I am also attaching the head *fastq of my forward and reverse reads

Forward read

@HWI-ST1328:280:H98KRADXX:2:1101:3382:2090/1
GAAGCATAGTAGCCCCATCTGGATGAAGAACTATCATCCTTACAAGATCAATGACAGGAAATATCATTGAAATTGGCCATGACCGAAGCAAGTTCAGCAA

@AISWARYA_JAYAPRAKASH

To make sure there wasn’t an uncaught bug in one of the tools you are using, I ran a test for HISAT2 using some test data and the output for unaligned F/R reads are complete, correctly formatted fastq datasets that run through the Fastq Interlacer tool correctly.

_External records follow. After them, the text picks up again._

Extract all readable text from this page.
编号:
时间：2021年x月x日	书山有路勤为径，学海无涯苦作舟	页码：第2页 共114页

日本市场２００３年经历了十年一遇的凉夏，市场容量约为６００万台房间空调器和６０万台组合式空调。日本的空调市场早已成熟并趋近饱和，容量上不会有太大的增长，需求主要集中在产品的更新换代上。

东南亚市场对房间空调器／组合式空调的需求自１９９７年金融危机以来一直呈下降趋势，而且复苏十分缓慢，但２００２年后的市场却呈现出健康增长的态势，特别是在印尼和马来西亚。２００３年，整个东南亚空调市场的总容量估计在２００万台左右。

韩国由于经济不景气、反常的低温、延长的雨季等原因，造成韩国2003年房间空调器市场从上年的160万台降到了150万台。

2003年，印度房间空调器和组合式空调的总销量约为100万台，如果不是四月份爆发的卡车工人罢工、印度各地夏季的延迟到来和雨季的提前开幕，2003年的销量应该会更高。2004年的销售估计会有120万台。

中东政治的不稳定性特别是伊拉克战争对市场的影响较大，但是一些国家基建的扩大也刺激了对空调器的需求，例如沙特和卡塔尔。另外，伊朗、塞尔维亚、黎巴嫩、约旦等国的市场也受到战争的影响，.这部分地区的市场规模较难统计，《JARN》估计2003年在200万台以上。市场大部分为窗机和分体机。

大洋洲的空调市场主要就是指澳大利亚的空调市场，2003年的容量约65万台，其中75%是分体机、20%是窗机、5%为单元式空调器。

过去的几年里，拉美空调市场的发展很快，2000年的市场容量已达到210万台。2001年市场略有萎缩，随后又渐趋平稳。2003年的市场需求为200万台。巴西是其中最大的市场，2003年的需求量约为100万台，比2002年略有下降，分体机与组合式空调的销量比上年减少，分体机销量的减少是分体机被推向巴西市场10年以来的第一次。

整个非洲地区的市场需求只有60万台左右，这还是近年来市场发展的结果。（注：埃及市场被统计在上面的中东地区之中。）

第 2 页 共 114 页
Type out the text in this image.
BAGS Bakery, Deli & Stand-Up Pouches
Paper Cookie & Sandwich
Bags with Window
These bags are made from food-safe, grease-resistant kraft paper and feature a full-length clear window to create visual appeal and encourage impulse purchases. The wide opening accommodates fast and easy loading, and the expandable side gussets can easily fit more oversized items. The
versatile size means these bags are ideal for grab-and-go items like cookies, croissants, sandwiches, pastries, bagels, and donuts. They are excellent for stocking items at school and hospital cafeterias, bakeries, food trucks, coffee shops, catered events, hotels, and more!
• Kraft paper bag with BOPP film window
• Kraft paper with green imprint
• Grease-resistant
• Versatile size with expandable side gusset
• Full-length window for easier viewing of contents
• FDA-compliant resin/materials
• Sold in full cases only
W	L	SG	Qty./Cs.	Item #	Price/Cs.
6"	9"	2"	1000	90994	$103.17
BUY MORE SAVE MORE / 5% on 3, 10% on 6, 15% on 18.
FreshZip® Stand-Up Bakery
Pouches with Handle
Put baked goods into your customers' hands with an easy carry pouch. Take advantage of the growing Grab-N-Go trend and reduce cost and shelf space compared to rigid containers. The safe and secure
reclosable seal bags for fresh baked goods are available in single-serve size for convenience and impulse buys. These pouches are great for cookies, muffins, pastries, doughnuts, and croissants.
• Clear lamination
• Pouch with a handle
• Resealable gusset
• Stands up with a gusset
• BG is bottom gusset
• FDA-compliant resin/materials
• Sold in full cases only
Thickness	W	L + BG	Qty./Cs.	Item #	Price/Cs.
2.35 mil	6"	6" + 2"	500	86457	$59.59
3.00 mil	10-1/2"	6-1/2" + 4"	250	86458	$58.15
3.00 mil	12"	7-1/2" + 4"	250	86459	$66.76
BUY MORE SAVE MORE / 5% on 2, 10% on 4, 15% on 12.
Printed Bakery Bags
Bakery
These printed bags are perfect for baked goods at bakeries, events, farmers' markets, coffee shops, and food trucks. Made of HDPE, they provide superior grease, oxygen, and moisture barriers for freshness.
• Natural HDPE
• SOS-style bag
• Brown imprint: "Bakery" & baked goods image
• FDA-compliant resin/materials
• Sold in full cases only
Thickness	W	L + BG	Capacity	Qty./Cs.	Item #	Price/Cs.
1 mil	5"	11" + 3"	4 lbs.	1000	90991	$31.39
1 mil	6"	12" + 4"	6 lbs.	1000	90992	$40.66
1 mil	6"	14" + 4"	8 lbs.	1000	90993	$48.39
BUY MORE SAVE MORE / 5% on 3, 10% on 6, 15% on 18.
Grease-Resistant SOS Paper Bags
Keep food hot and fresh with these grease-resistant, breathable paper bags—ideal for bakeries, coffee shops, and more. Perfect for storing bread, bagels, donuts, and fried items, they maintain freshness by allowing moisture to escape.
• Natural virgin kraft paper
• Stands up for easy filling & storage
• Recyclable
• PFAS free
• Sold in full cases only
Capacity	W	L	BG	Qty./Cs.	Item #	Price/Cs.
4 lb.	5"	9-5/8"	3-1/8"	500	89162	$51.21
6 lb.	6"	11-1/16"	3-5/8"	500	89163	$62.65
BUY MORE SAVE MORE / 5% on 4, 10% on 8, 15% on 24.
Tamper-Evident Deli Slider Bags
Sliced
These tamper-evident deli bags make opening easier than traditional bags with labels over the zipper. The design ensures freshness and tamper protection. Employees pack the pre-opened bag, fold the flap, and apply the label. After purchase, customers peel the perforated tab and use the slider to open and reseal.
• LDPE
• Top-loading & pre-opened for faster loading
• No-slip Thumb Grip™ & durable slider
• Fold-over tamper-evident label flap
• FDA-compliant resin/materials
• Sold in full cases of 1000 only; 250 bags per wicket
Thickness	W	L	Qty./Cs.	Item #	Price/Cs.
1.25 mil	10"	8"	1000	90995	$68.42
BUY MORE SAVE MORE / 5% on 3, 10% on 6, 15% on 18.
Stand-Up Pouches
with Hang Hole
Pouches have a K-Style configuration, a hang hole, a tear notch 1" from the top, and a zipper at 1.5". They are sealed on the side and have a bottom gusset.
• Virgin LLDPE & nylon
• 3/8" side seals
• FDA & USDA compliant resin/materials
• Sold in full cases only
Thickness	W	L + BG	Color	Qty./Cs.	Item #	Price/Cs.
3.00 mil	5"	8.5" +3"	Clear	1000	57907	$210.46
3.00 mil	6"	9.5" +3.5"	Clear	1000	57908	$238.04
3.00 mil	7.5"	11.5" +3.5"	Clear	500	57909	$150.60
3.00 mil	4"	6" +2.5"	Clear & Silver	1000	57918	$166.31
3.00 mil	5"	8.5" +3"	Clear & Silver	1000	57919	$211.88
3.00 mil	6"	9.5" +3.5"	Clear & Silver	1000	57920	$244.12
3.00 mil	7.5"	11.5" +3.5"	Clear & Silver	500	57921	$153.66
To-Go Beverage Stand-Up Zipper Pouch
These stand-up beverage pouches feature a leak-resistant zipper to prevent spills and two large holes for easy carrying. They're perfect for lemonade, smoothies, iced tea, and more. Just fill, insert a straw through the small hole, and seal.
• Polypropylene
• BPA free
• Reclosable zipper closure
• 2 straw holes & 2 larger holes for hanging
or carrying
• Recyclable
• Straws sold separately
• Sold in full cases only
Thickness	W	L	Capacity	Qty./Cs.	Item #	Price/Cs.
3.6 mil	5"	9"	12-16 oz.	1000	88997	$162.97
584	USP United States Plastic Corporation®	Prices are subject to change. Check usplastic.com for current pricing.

This indicates that there was some formatting problem present in your fastq data. Not all tools will error due to formatting problems, instead, the tools will ignore or skip over malformed reads (mapping tools, in particular, will do this). My guess is that your data contains at least one read that is malformed.

To troubleshoot fastq formatting, the tool Fastq Groomer can be run with default settings. These setting will not alter the content, but will allow the tool to be used a format validator – if any reads do not fit the fastq format, the job will fail and the first occurrence of a problem will be reported in the full error report. To view the error (if you get one), click into the “i” Job Details icon then on stderr or stdout on that report to review the problem.

For reference, fastq format is described in this FAQ: Common datatypes explained

Please give that a try and we can follow up more from there with the result.